Olio magico della nonna

Olio magico della nonna

Sei pronto a trasformarti in un piccolo alchimista? Quello che stiamo per preparare si chiama, in termini scientifici, oleolito. È esattamente il metodo che usavano le nonne (e gli antichi speziali) per “catturare” i superpoteri delle piante officinali e conservarli a lungo in un vasetto.

Ecco come procedere nel tuo laboratorio casalingo!


 Cosa serve?

  • Piante secche: Lavanda, Rosmarino o petali di Calendula (è fondamentale che siano secche, perché l’acqua contenuta nelle piante fresche potrebbe far andare a male l’olio).

  • Olio d’oliva: O olio di mandorle dolci (è il “veicolo” che trasporterà il principio attivo).

  • Un vasetto di vetro: Pulito e con il tappo che chiude bene.

  • Un colino e una garza: Per la fase finale.


 Come si fa? (Il processo di Estrazione)

  1. Preparazione: Riempi il vasetto con le tue erbe secche fino a circa metà. Non schiacciarle troppo, devono poter “respirare”.

  2. L’Immersione: Versa l’olio nel vasetto fino a coprire completamente le piante. Assicurati che non rimangano punte di foglie fuori dall’olio, altrimenti potrebbero ammuffire.

  3. Il Riposo al Buio: Chiudi il tappo. A differenza di altri esperimenti, questo ha bisogno di oscurità. Mettilo in un armadietto della cucina. Perché? Perché la luce del sole può rovinare l’olio e le proprietà della pianta.
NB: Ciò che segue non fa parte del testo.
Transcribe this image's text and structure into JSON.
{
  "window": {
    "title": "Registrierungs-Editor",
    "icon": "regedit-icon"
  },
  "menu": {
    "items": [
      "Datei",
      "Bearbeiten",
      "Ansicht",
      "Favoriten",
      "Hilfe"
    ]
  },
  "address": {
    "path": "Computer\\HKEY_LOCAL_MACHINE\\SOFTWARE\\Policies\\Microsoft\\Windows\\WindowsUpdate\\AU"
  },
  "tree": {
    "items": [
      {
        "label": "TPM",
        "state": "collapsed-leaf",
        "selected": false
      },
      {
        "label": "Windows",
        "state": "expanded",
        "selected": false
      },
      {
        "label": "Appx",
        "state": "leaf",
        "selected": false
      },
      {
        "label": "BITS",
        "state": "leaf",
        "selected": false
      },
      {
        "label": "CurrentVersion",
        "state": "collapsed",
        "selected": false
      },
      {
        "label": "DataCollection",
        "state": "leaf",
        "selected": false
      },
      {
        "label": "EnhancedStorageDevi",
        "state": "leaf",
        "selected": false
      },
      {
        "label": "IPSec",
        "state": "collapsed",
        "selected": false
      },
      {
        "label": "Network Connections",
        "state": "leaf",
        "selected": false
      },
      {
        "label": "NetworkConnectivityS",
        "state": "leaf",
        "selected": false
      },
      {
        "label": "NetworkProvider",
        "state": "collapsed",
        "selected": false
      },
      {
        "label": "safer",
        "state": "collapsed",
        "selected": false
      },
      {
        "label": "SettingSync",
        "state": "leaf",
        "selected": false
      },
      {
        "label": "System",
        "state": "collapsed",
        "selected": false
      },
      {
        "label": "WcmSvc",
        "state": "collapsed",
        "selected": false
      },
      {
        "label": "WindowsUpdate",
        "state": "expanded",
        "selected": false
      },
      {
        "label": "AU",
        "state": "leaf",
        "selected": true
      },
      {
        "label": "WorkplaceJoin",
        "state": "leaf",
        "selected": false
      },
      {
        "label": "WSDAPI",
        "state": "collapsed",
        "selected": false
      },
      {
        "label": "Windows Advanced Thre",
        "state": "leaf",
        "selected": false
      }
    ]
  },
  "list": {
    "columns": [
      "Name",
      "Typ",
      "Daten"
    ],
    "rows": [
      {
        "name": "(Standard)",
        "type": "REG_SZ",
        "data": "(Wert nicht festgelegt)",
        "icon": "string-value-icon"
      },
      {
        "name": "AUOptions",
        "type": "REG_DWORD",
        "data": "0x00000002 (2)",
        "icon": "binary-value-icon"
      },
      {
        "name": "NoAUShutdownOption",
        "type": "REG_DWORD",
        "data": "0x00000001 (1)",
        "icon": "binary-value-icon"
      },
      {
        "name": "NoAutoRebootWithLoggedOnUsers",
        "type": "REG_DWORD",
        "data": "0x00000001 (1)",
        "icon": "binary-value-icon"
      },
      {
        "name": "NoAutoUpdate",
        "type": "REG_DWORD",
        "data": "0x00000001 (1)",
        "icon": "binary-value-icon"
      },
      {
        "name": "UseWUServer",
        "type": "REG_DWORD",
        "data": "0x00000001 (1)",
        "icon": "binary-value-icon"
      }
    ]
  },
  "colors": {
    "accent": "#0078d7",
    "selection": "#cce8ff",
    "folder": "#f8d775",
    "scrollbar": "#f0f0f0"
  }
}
  4. La Danza Quotidiana: Ogni giorno, per due settimane, prendi il vasetto e scuotilo delicatamente. Immagina di dire alle molecole della pianta: “Forza, uscite fuori e mescolatevi all’olio!”.

  5. La Filtrazione: Passati i 15 giorni, versa tutto attraverso un colino coperto da una garza. Spremi bene le erbe rimaste per far uscire anche l’ultima goccia di “magia”.


 Cosa hai imparato? (La scienza dell’estrazione)

  • Il solvente naturale: Hai scoperto che l’olio non serve solo per cucinare, ma è un solvente. Significa che è capace di sciogliere e “attirare” a sé gli oli essenziali e i principi attivi che sono intrappolati nelle cellule della pianta.

  • La diffusione: Hai visto come, con il passare dei giorni, l’olio cambia colore e profumo. Questo accade perché le molecole della pianta si spostano lentamente verso l’olio fino a diventare un tutt’uno.

  • La conservazione: L’olio protegge le sostanze della pianta dall’aria, permettendoti di usare la forza della lavanda o del rosmarino anche molti mesi dopo averli raccolti.


 Come usare il tuo “Olio Magico della nonna”

  • Olio al Rosmarino: Prova a usarlo per massaggiare le tempie (lontano dagli occhi!) quando devi studiare: il suo profumo aiuta la memoria e la concentrazione.

  • Olio alla Lavanda: Mettine una goccia sui polsi prima di andare a dormire: ti aiuterà a scivolare in un sonno profondo e sereno.

Ricorda: Prova sempre una goccina minuscola sul braccio per essere sicuro che la tua pelle sia amica di quella pianta!